In theoretical parts of the documentation:

  • alpha is equivalent to 1 - confidence_level — it can be seen as a risk level.
  • calibrate and calibration are equivalent to conformalize and conformalization.

Mondrian Conformal Prediction (MCP) 1 is a method that builds prediction sets with a group-conditional coverage guarantee:

\[ P \{Y_{n+1} \in \hat{C}_{n, \alpha}(X_{n+1}) \mid G_{n+1} = g\} \geq 1 - \alpha \]

where \(G_{n+1}\) is the group of the new test point.

When to Use Mondrian

MCP can be used with any split conformal predictor and is particularly useful when you have prior knowledge about existing groups — whether the group information is in the features or not.

Classification Example

In a classification setting, groups can be defined as the predicted classes. This ensures the coverage guarantee is satisfied for each predicted class.

How It Works

MCP simply:

  1. Stratifies the data by group
  2. Applies split conformal prediction to each group separately

The quantile for each group:

\[ \hat{q}^g = \text{Quantile}\left(s_1, \ldots, s_{n^g}, \frac{\lceil(n^{(g)} + 1)(1-\alpha)\rceil}{n^{(g)}}\right) \]

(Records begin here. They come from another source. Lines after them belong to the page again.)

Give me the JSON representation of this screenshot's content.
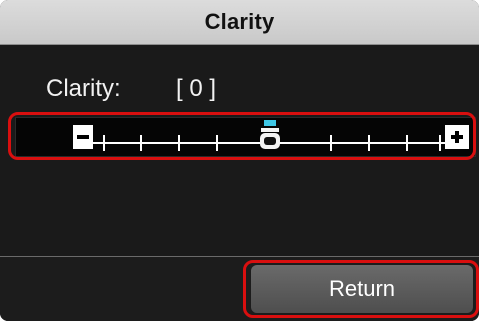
{
  "window": {
    "title": "Clarity"
  },
  "setting": {
    "label": "Clarity:",
    "value_display": "[ 0 ]",
    "value": 0
  },
  "slider": {
    "min_steps": -4,
    "max_steps": 4,
    "current": 0,
    "decrease_icon": "minus-icon",
    "increase_icon": "plus-icon",
    "thumb_icon": "slider-thumb-icon",
    "accent_color": "#3ec7e6"
  },
  "footer": {
    "return_label": "Return"
  },
  "highlight_color": "#d90f0f"
}
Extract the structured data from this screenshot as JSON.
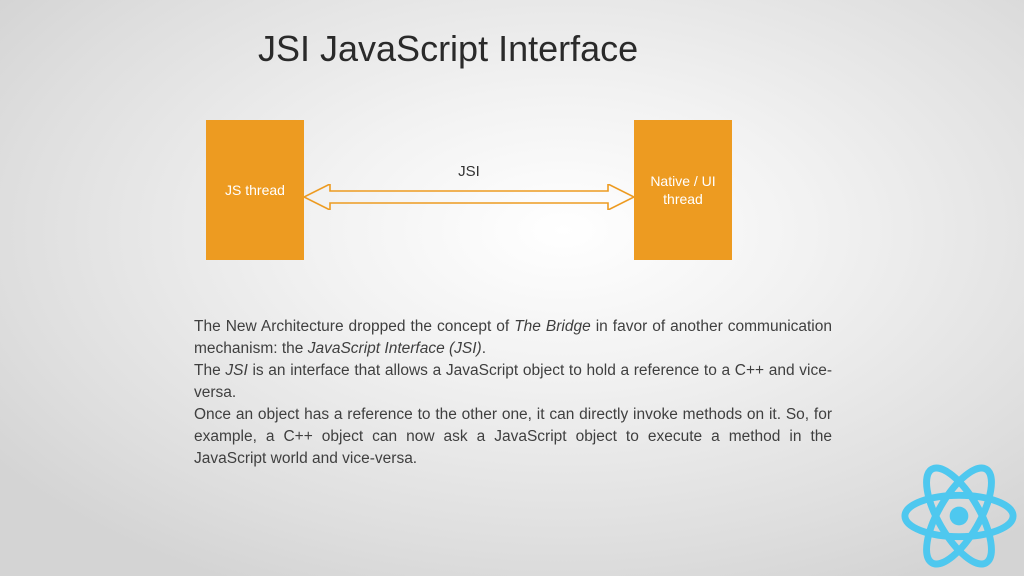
{
  "title": "JSI JavaScript Interface",
  "diagram": {
    "left_box": "JS thread",
    "right_box": "Native / UI thread",
    "arrow_label": "JSI"
  },
  "paragraphs": {
    "p1_a": "The New Architecture dropped the concept of ",
    "p1_em1": "The Bridge",
    "p1_b": " in favor of another communication mechanism: the ",
    "p1_em2": "JavaScript Interface (JSI)",
    "p1_c": ".",
    "p2_a": "The ",
    "p2_em1": "JSI",
    "p2_b": " is an interface that allows a JavaScript object to hold a reference to a C++ and vice-versa.",
    "p3": "Once an object has a reference to the other one, it can directly invoke methods on it. So, for example, a C++ object can now ask a JavaScript object to execute a method in the JavaScript world and vice-versa."
  },
  "colors": {
    "accent": "#ed9b21",
    "logo": "#4ec8ef"
  },
  "logo_name": "react-logo"
}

where \(s_1, \ldots, s_{n^g}\) are the conformity scores of training points in group \(g\).

Mondrian

Illustration of Mondrian conformal prediction (from [^1]).

References


  1. Vladimir Vovk, David Lindsay, Ilia Nouretdinov, and Alex Gammerman. "Mondrian confidence machine." Technical report, Royal Holloway University of London, 2003.